Она часто давала ему деньги, брал легко, потому что был уверен: придет время — рассчитается сполна. Когда время пришло, она стала полной хозяйкой бюджета, полной и не очень щедрой, совсем не такой, как та, в те голодные годы тайком подкладывающая в карман пиджака пятерки и трешки. Приходилось выпрашивать, напоминать. Она точно помнила, сколько и когда дала. Особенно тяжело стало выбивать деньги для матери, превратилось в муку, в унижение. Часто хотелось поломать все это, начать скрывать, утаивать, у него теперь было много источников: университет, институт, реферативные журналы, общество «Знание», одной надбавки за аспирантов матери хватило бы на год, но всякий раз вспоминал бумажки, что обнаруживал после Зининых свиданий, — и смирялся.

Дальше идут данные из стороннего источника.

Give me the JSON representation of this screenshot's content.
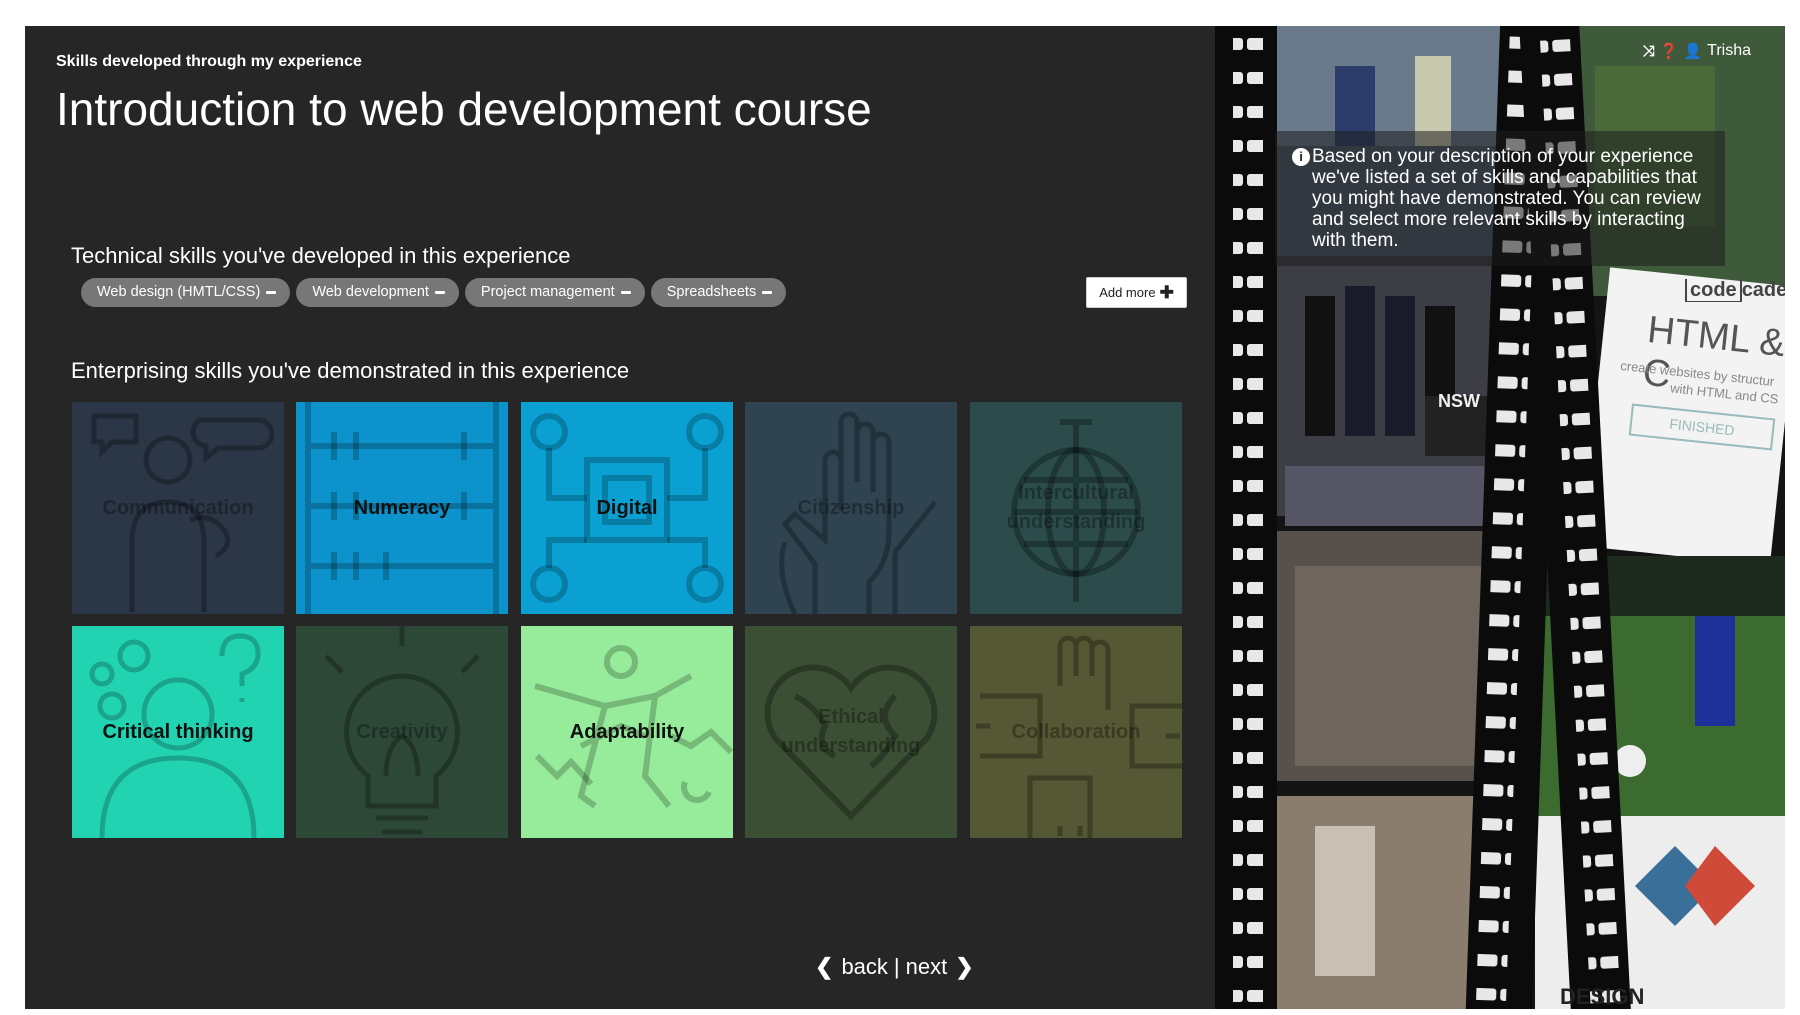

Он знал уже, за что и от кого получала она бумажки, но не стыд, не презрение к ней испытывал, а боль и жалость. Он даже знал, что не трагичной и безвинной жертвой порока могущественного негодяя слыла его жена, что, будучи средних способностей, молоденькой, начинающей девицей из кордебалета, заставила отдать ведущие партии, диктовала условия, запугивала. Когда обнаружился журнал сановного, где велся точный учет имен несчастных, перепуганных, замордованных женщин, она оказалась в числе немногих любимиц, и суммы подарков и подачек значительно превышали установленный невысокий стандарт, приукрашенный букетом алых роз. Она приносила домой белые розы. Все это знал и помнил Агафонов, но помнил и другое, как сказала: «Пускай со мной что угодно делают, но тебя не дам тронуть и пальцем».
До сих пор оставалось неясным: помогло ли отречение или ее заступничество? Об этом не говорили никогда и даже в самые тяжелые, гнусные дни безобразных ссор ни взглядом, ни словом не трогали этого.
Перед смертью словно бес в нее вселился — уничтожала все: их любовь, его талант, его мать. Изменяла нагло, в открытую, с мальчишками-аспирантами, тренерами по теннису, уезжала одна на курорты, пила, лезла драться, кричала несусветное, один раз даже, что любила того, что он был настоящий мужик, а не тряпка, что перед ним трепетала страна и он, Агафонов, трясся как овечий хвост. «Сейчас скажет, — ждал Виктор Юрьевич с ужасом, — сейчас скажет, и тогда конец», но не сказала, а ведь так легко могла придумать, так
«В тот день в доме Ратгауза мы обо всем договорились. Василий остается работать в лаборатории Виктора Станиславовича, но на особом положении: заниматься ДНК. „Это ничего не значит, — предупредил Бурова. — Если мы чего-то добьемся, вы и Юзефа Карловна будете считаться полноправными соавторами открытия“.
— Не сломайте спину жеребенку, — отмахнулся Буров, — нам чужого не надо, со своим бы разобраться.
Юзефа пояснила притчей о том, как цыган мечтал украсть хорошую лошадь, выгодно потом ее продать, а жеребенка оставить себе, и как дети закричали радостно: „Мы будем кататься на жеребенке“, и тут же получили оплеуху: „Сломаете спину, паршивцы“; так вот и мы, как тот цыган, делим шкуру неубитого медведя.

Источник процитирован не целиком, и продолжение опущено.